By JIM CLARKSON || South Carolina’s state-owed Santee Cooper power company is another failed experiment in government-run enterprise. Santee Cooper is actually governed by a small clique of powerful legislators whose ambitions to create a major regional seller of electricity led to the now well-known nuclear plant building debacle.
This time of crisis provides an opportunity to implement reforms that can benefit the South Carolina economy. In summary, sell the 35,000 to 40,000 acres of Santee Cooper-owned land that is not related to utility operations to pay down the debt. Separate the generating assets into an independent power producer with an initial public stock offering to gain equity investment in a company that is regulated by competition rather than the S.C. Public Service Commission (SCPSC). Equity in the new company can also be gained by allowing current bonds to be converted to stock. The high voltage transmission system should be owned separately by users of the system creating a free market region that other sellers of power can join. Customers would be able to choose their power supplier through competition. The direct served customers of Santee Cooper would be formed into another electricity distributing entity. Exclusive franchise territories would be eliminated. The reforms mentioned here have precedents historically in other parts of the country.
Georgia’s Integrated Transmission System (“ITS”) and Competition
While the concepts of privatizing and not being regulated by a state agency are familiar in the energy business the idea of a shared transmission system is not a common feature of the utility business.
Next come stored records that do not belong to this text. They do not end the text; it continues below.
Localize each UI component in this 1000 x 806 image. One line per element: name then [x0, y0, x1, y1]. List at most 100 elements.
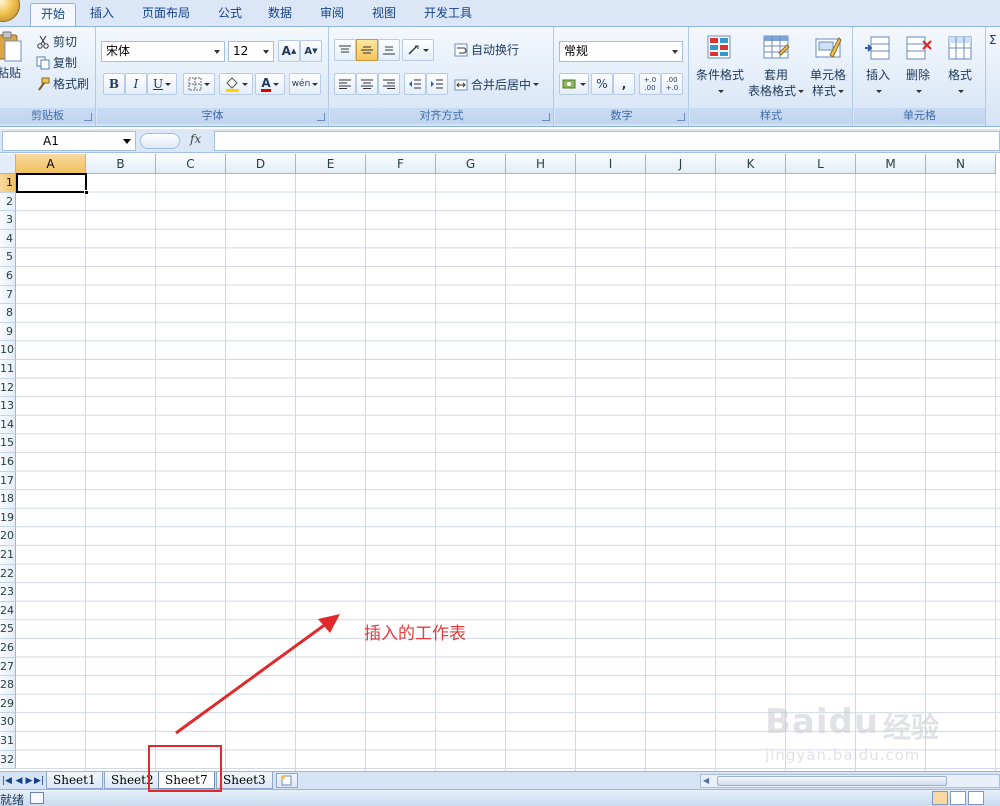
decrease-decimal-button[interactable]: .00 +.0 — [661, 73, 683, 95]
row-header[interactable]: 21 — [0, 546, 16, 565]
row-header[interactable]: 24 — [0, 601, 16, 621]
tab-0[interactable]: 开始 — [30, 3, 77, 26]
align-bottom-button[interactable] — [378, 39, 400, 61]
active-cell[interactable] — [16, 173, 87, 193]
column-header[interactable]: L — [786, 154, 856, 174]
row-header[interactable]: 31 — [0, 732, 16, 751]
format-cells-button[interactable]: 格式 — [940, 29, 980, 99]
orientation-button[interactable] — [402, 39, 434, 61]
row-header[interactable]: 17 — [0, 471, 16, 491]
decrease-indent-button[interactable] — [404, 73, 426, 95]
row-header[interactable]: 5 — [0, 248, 16, 267]
alignment-launcher-icon[interactable] — [542, 113, 550, 121]
row-header[interactable]: 12 — [0, 378, 16, 398]
shrink-font-button[interactable]: A ▼ — [300, 40, 322, 62]
normal-view-icon[interactable] — [932, 791, 948, 805]
number-format-combo[interactable]: 常规 — [559, 41, 683, 62]
page-layout-view-icon[interactable] — [950, 791, 966, 805]
paste-button[interactable]: 粘贴 — [0, 31, 24, 81]
row-header[interactable]: 23 — [0, 583, 16, 602]
align-top-button[interactable] — [334, 39, 356, 61]
clipboard-launcher-icon[interactable] — [84, 113, 92, 121]
column-header[interactable]: J — [646, 154, 716, 174]
formula-bar-resize-handle[interactable] — [140, 133, 180, 149]
borders-button[interactable] — [183, 73, 215, 95]
row-header[interactable]: 15 — [0, 434, 16, 453]
font-size-combo[interactable]: 12 — [228, 41, 274, 62]
delete-cells-button[interactable]: 删除 — [898, 29, 938, 99]
row-header[interactable]: 16 — [0, 453, 16, 472]
row-header[interactable]: 20 — [0, 527, 16, 546]
cut-button[interactable]: 剪切 — [36, 33, 77, 50]
align-right-button[interactable] — [378, 73, 400, 95]
column-header[interactable]: C — [156, 154, 226, 174]
row-header[interactable]: 8 — [0, 304, 16, 323]
column-header[interactable]: A — [16, 154, 86, 174]
font-name-combo[interactable]: 宋体 — [101, 41, 225, 62]
autosum-icon[interactable]: Σ — [989, 33, 997, 47]
formula-input[interactable] — [214, 131, 1000, 151]
horizontal-scrollbar[interactable]: ◀ — [700, 774, 1000, 788]
copy-button[interactable]: 复制 — [36, 54, 77, 71]
wrap-text-button[interactable]: 自动换行 — [454, 41, 519, 58]
insert-cells-button[interactable]: 插入 — [858, 29, 898, 99]
column-header[interactable]: B — [86, 154, 156, 174]
row-header[interactable]: 1 — [0, 174, 16, 193]
row-header[interactable]: 14 — [0, 415, 16, 435]
column-header[interactable]: H — [506, 154, 576, 174]
row-header[interactable]: 2 — [0, 192, 16, 212]
percent-button[interactable]: % — [591, 73, 613, 95]
row-header[interactable]: 3 — [0, 211, 16, 230]
last-sheet-icon[interactable]: ▶| — [34, 774, 44, 788]
italic-button[interactable]: I — [125, 73, 147, 95]
macro-recording-icon[interactable] — [30, 792, 44, 804]
currency-button[interactable] — [559, 73, 589, 95]
horizontal-scroll-thumb[interactable] — [717, 776, 947, 786]
sheet-tab[interactable]: Sheet3 — [216, 772, 273, 789]
row-header[interactable]: 29 — [0, 694, 16, 714]
row-header[interactable]: 9 — [0, 322, 16, 342]
row-header[interactable]: 6 — [0, 267, 16, 286]
tab-7[interactable]: 开发工具 — [414, 3, 482, 26]
office-button[interactable] — [0, 0, 20, 22]
next-sheet-icon[interactable]: ▶ — [24, 774, 34, 788]
prev-sheet-icon[interactable]: ◀ — [14, 774, 24, 788]
page-break-view-icon[interactable] — [968, 791, 984, 805]
row-header[interactable]: 27 — [0, 657, 16, 677]
comma-button[interactable]: , — [613, 73, 635, 95]
row-header[interactable]: 25 — [0, 620, 16, 639]
tab-2[interactable]: 页面布局 — [132, 3, 200, 26]
first-sheet-icon[interactable]: |◀ — [2, 774, 12, 788]
tab-3[interactable]: 公式 — [208, 3, 252, 26]
grow-font-button[interactable]: A ▲ — [278, 40, 300, 62]
format-as-table-button[interactable]: 套用 表格格式 — [746, 29, 806, 99]
align-center-button[interactable] — [356, 73, 378, 95]
row-header[interactable]: 4 — [0, 229, 16, 249]
tab-1[interactable]: 插入 — [80, 3, 124, 26]
row-header[interactable]: 18 — [0, 490, 16, 509]
row-header[interactable]: 26 — [0, 639, 16, 658]
select-all-button[interactable] — [0, 154, 16, 174]
conditional-format-button[interactable]: 条件格式 — [692, 29, 748, 99]
bold-button[interactable]: B — [103, 73, 125, 95]
insert-function-button[interactable]: fx — [190, 132, 212, 146]
tab-4[interactable]: 数据 — [258, 3, 302, 26]
row-header[interactable]: 19 — [0, 508, 16, 528]
row-header[interactable]: 7 — [0, 285, 16, 305]
column-header[interactable]: N — [926, 154, 996, 174]
align-middle-button[interactable] — [356, 39, 378, 61]
column-header[interactable]: G — [436, 154, 506, 174]
cell-styles-button[interactable]: 单元格 样式 — [802, 29, 854, 99]
column-header[interactable]: K — [716, 154, 786, 174]
row-header[interactable]: 28 — [0, 676, 16, 695]
align-left-button[interactable] — [334, 73, 356, 95]
tab-5[interactable]: 审阅 — [310, 3, 354, 26]
column-header[interactable]: I — [576, 154, 646, 174]
merge-center-button[interactable]: 合并后居中 — [454, 76, 540, 93]
row-header[interactable]: 11 — [0, 360, 16, 379]
format-painter-button[interactable]: 格式刷 — [36, 75, 89, 92]
row-header[interactable]: 32 — [0, 750, 16, 770]
row-header[interactable]: 22 — [0, 564, 16, 584]
insert-worksheet-button[interactable] — [276, 773, 298, 788]
increase-indent-button[interactable] — [426, 73, 448, 95]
However, there are examples that closely resemble what is proposed here. Right now, there are states that require mandatory carriage by electric utilities whereby a customer can choose from a variety of power suppliers who deliver power to the local power distributor. This is not the arrangement in Georgia. The owner-users of the transmission system can compete for certain customers in certain circumstances. These relations were developed voluntarily by the parties.
In the early 1970s Georgia Power was near bankruptcy due to massive cost overruns in the construction of two nuclear reactors. At that time only assets that were “used and useful” could gain regulatory approval for recovery and rate of return from the Georgia Public Service Commission (GPSC). Desperate for money, Georgia Power sold parts of power plants to consortiums of municipal and cooperative power distributors. These distributors demanded the right to use the transmission system, then mostly owned by Georgia Power, to deliver the power to their systems. Also, the parties clarified how they would compete for new customers. The agreement between the parties was ratified by the General Assembly becoming the Territorial Law.
There are now 49 cities with power systems that make up the Municipal Electric Authority of Georgia which represents the group in the management of the ITS. The counter party for 39 of the Electric Membership Corporations (“EMCs”) is Georgia Transmission System. Other parties are the City of Dalton and Georgia Power.
All these entities can compete for large customers all over the state. A small EMC in South Georgia can bid to provide service to a new industrial or commercial facility being built in North Georgia. The rivalry for new customers is intense. The competing utilities go all out to accommodate potential customers with lower rates and other amenities.
The Georgia system can be improved by removing the size requirement for customer choice.
Further, the choice of the serving utility should not be a one-time decision; and the customer should be able to switch to another utility at will within in contractual agreements. The Georgia model was developed with a minimum of political direction and is mostly a product of voluntary arrangements. While not perfect, the model gives us a guide for the reform necessary for implementing the South Carolina competitive system.
Jim Clarkson is president of Resource Supply Management, an energy services company offering energy procurement and energy management services to commercial and industrial energy users. A 1968 graduate of Clemson, Clarkson has experience in the energy business as a utility engineer, an energy manager for a manufacturing company and as an energy marketer. Clarkson is on a Department of Energy advisory board for state energy efficiency and renewable programs. He is a director of the Institute for Energy Research and holds a patent in energy technology. Clarkson is a Marine, a professional engineer and has an MBA.